The second motivation for the authorities to depart from the previously held storyline and shift to high youth unemployment rhetoric was to distort the cause of the ongoing popular uprising in Ethiopia, which erupted in central Oromia and then spread to all corners of the country. The root causes of the Oromo protests and Amhara resistance are severe political repressions, multifaceted economic injustices and rampant corruption. In a desperate attempt to hang onto power indefinitely, the Ethiopian regime has framed the debate surrounding popular protest as an economic policy problem, narrowing this even further to an exogenous demographic phenomenon, the youth bulge, which in turn resulted in high youth unemployment.
“Youth bulge” is a convenient way to refuse taking responsibility even for the economic malaise. So the Ethiopian government is effectively externalizing the real causes of the popular uprising. If the officials in Addis Ababa framed the issue this way, then that is understandable, it is a matter of survival for them.
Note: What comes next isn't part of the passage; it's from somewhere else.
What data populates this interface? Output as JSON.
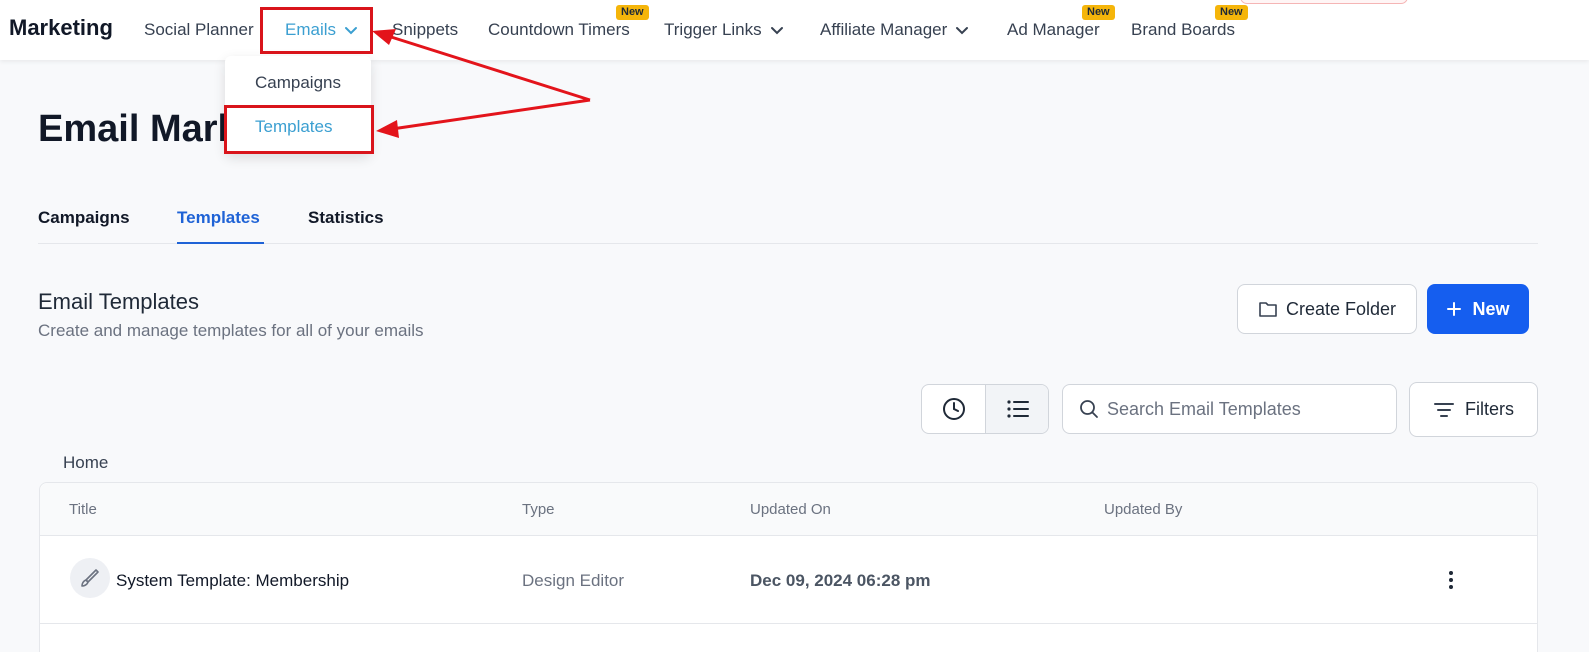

However, it is perplexing to observe the international community following suit and discussing Ethiopia’s troubles in a manner the authorities framed it for them, effectively avoiding the real sources of the crisis. It is even more baffling when the Mo Ibrahim Foundation gets entangled in this quagmire. The organization has a reputation of working to promote democracy in Africa. In a bizarre twist, this deeply flawed assessment puts the foundation in a rather contradictory position, being complicit with a dictatorial regime that stayed on power for 26 years ruling with an iron-fist, and now doing everything it can to indefinitely clutch on power.